The mayfly’s lifecycle: a fascinating, fleeting story
The mayfly’s lifecycle is one of the most fascinating and fleeting stories in the natural world. One of the many characteristics that makes mayflies the unique insects they are is the potential for two different winged adult forms in their life cycle. The nymph emerges from the water as a dull-coloured sub-imago (or dun) that seeks shelter in bankside vegetation and trees. After a period of a couple of hours or more, the sub-imago once again sheds its skin to transform into the brightly coloured imago (or spinner). It is not clear why mayflies have retained this unique step in their lifecycle, however it is thought that they may not be able to achieve the change from nymph to sexually mature adult in one step.
A mayfly’s life cycle starts with the males forming a swarm above the water and the females flying into the swarm to mate. The male grabs a passing female with its elongated front legs and the pair mate in flight. After copulation, the male releases the female, which then descends to the surface of the water where she lays her eggs. Once mated she will fall, spent, onto the water surface to lie motionless, with her wings flat on the surface, where fish pick them off at their leisure. The male fly rarely returns to the water but instead he goes off to die on the nearby land.

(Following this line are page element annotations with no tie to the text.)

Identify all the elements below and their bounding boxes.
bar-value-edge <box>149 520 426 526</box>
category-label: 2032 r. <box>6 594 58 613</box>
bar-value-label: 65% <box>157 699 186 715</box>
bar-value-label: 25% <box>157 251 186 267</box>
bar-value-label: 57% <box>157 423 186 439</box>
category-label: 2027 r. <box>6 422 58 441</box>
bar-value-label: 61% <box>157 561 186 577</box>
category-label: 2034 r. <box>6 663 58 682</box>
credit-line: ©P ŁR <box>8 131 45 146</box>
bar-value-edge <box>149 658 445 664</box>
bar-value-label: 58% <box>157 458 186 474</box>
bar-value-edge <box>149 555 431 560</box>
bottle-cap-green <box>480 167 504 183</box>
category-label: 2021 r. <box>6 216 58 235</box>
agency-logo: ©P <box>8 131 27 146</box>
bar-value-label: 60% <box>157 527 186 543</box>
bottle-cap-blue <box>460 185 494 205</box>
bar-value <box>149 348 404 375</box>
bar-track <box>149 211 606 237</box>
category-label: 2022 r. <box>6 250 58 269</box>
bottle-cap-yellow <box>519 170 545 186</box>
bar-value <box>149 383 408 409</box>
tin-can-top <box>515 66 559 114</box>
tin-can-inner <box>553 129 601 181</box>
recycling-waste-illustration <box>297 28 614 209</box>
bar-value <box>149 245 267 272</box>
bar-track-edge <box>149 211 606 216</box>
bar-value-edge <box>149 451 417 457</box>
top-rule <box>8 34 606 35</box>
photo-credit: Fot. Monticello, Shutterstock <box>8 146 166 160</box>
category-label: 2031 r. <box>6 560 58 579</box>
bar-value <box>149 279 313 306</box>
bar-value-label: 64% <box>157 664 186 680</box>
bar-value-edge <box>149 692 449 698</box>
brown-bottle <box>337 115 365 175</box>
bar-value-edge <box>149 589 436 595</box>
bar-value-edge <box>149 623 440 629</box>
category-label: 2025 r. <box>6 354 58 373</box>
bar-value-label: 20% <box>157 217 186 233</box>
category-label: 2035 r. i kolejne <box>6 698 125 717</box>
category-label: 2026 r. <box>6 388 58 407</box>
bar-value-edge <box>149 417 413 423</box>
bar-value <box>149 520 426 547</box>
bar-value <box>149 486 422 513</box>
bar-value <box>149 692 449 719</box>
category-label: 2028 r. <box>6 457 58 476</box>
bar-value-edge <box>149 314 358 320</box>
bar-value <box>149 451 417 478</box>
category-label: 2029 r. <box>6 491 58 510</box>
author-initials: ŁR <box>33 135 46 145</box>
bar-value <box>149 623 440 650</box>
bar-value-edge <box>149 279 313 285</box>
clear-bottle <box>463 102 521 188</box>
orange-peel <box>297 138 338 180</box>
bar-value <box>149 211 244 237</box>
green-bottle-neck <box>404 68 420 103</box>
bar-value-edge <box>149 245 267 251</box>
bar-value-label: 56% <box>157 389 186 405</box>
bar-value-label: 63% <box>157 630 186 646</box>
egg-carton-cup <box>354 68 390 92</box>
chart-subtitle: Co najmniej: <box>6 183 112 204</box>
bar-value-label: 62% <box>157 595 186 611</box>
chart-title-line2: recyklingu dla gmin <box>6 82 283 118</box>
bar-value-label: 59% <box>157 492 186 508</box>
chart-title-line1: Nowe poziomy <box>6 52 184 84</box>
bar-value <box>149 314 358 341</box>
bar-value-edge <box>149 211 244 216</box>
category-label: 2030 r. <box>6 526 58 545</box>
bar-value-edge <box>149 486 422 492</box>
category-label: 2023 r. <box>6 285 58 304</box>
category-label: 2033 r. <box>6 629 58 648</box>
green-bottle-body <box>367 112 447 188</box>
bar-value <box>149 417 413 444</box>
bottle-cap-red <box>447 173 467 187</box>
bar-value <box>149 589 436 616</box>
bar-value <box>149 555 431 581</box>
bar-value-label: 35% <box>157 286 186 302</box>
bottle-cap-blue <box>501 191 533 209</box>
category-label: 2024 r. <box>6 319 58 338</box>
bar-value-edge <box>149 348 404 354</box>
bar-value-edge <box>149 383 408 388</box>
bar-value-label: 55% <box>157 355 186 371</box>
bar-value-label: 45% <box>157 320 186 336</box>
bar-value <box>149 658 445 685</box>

The eggs fall to the bottom of the water where they stick to plants and stones. Flies of the Mayfly family Baetidae pull themselves under the water to attach their eggs directly to the bed before being drowned by the current. The nymphs take anything between a few days to a number of weeks to hatch depending on water conditions and the species, and the resultant nymphs will spend various lengths of time, up to two years, foraging on the bottom before emerging as an adult fly.
When it is time to emerge, the nymphs make their way to the surface where they pull themselves free of their nymphal shuck and emerge as a sub-imago. While they rest here to dry their newly exposed wings, they are at their most vulnerable to attack from fish.
Some species exhibit great synchronicity in their hatching. The North American species Hexagenia limbata hatches in huge numbers from the Mississippi every year. The total number of mayflies in this hatch are estimated to be around 18 trillion – more than 3,000 times the number of people on earth. The newly emerged insects are attracted to lights in riverside towns and villages and the local authorities deploy snow clearing vehicle to remove their rotting corpses. Ironically, what is seen as a nuisance in America is seen as a gift in Africa. Locals around Lake Victoria gather adults of the mayfly Povilla adusta together with Chironomid midges to make a type of patty called ‘Kungu’. This protein rich food stuff is an important part of their diet.